11.05
Lanny dan Novin berjalan jauh di belakang. Abimayu sebagai ketua kelompok berteriak teriak di depan menyuruh supaya mereka berjalan lebih cepat. Sementara aku sendiri berjalan cepat di bawah bayangan pohon karena kulit wajahku rasanya seperti terbakar.
Wajahku sekarang pasti merah seperti tomat walaupun daritadi Novin dengan senang hati membagikan sunblocknya kepadaku. Sayangnya mau kuoles sunblocknya setebal apapun kewajah tetap saja langsung luntur kena keringat.
Semua kelompok baru bisa istirahat di pos ke enam. Bisa sholat, makan dan berteduh. Tapi pos ke enam masih jauh di depan sana.

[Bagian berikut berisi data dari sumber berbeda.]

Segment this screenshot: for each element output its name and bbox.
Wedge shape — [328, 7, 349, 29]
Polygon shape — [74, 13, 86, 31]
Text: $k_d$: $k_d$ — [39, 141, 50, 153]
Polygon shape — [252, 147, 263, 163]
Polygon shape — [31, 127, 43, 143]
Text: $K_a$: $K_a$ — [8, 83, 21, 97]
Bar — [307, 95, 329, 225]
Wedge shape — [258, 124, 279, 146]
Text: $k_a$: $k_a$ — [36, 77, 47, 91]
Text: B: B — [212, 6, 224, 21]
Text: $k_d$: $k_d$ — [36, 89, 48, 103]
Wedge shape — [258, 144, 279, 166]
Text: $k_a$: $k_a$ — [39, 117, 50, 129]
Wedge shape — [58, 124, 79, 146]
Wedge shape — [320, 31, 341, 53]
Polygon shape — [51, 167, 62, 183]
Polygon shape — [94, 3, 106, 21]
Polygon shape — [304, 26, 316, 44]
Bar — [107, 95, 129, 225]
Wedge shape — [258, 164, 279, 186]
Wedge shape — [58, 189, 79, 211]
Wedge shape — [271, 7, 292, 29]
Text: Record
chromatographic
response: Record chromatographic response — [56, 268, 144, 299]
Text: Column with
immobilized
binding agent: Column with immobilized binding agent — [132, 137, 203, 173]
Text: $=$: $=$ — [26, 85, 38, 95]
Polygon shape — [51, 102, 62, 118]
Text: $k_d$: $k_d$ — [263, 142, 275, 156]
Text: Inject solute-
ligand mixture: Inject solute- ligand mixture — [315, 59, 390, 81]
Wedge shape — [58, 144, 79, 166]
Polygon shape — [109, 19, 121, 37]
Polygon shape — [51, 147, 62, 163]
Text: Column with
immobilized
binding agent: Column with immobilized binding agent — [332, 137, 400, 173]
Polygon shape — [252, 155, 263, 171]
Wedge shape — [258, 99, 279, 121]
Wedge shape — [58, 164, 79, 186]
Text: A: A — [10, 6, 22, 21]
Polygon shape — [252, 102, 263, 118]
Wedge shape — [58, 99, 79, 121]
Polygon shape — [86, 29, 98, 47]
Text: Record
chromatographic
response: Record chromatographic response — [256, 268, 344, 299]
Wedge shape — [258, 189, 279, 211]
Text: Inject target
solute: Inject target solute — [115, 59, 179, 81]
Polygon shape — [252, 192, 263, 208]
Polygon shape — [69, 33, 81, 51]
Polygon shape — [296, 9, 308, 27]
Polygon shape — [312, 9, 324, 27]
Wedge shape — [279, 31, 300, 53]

Malah kalau kelompok kami berjalan selambat ini bisa-bisa jam istirahat sudah berakhir duluan sebelum kami sampai.
Kelompok yang terlambat bukan cuma kami, semua kelompok di bawah angka 26 berjalan lambat nyaris beriringan. Kelompokku memang menggerombol campur aduk jadi satu dengan deretan kelompok-kelompok akhir. Padahal menurut peraturan tidak boleh begitu. Harusnya setiap kelompok berjalan sendiri-sendiri. Dipisahkan jarak beberapa ratus meter. Masalahnya kami semua sudah terlanjur capek dan kepanasan duluan sebelum berangkat. Gara-gara harus menunggu giliran jalan perkelompok.
Kelompok-kelompok terakhir baru dapat giliran berjalan dua jam kemudian setelah kelompok pertama. Belum lagi di setiap posnya kami harus menyelesaikan berbagai tugas.
Ketua kelompok 27, Abimayu, yang untungnya sabar walaupun nyaris di semua pos kami kalah terus, mencoba memberikan semangat ke anak-anak perempuan yang nyaris mogok jalan. Aku termasuk yang akhirnya nyaris mogok jalan walaupun diam saja.
Aku belum sarapan dan jalan yang di tempuh harus naik turun bukit di kawasan perbukitan dekat sekolah. Kebanyakan anak perempuan menggunakan payung dan sun block. Karena tidak bawa apa-apa, aku menggunakan bagian pinggir jalan yang tertutup bayangan pohon untuk berteduh sambil berjalan. Kalau kebetulan tidak ada bayangan pohon, aku langsung berlari menghindari sengatan matahari dengan mencari perlindungan dipohon terdekat berikutnya. Gara-gara itu mungkin aku menjadi yang paling capek dibanding yang lain. Karena aku terus-terusan berlari mencari bayang-bayangan pohon. Kadang aku sampai harus zig zag di jalanan. Tapi siapa yang peduli? semuanya sibuk mengeluh sendiri sendiri.
Sekarang aku sedang berlari menuju bayangan pohon randu yang rindang. Aku tidak tau kalau di bawah pohon ada banyak batu kerikil dan pasir. Gara-gara itu nyaris saja aku terpeleset dan jatuh.
"Hati hati." kata Saga tiba-tiba menengok kearahku sambil mengelap keringatnya. Aku membeku ditempat dalam posisi aneh. Ekspresi dingin wajah Saga saat mengingatku untuk hati-hati malah membuatku takut.
Setengah jam kemudian aku baru sampai di pos ke 6. Begitu melihatku Lintang langsung berlari.
"Johan!" Panggilnya, "Wajahmu ya ampunn!"
"Kenapa?" Tanya ku sambil memegang wajahku yang panas membara.
"Padahal kamu kan anak paling putih kulitnya dikelas! Sekarang kamu malah gosong gini! Emang kamu nggak bawa payung apa?" Tanya Lintang.
Aku menggeleng.
"Kok bisa?"Tanya Lintang kaget seakan-akan aku lupa bawa hidung tapi kemudian suaranya berubah menjadi lirih "Kamu udah moto Saga belum ?"
Aku menghela nafas panjang. Karena lapar, kepanasan, haus dan capek, aku sampai lupa kalau Lintang memintaku untuk memotret Saga saat sedang berjalan. Padahal Lintang sudah sampai meminjamkanku handpone miliknya.
"Maaf ya, aku lupa."
"Kok bisa sih?" Seru Lintang kecewa."Tapi ya, aku bisa motret Saga sekarang sih, diam-diam!" Lanjutnya semangat tapi tetap saja sambil melayangkan pandangan sebal padaku.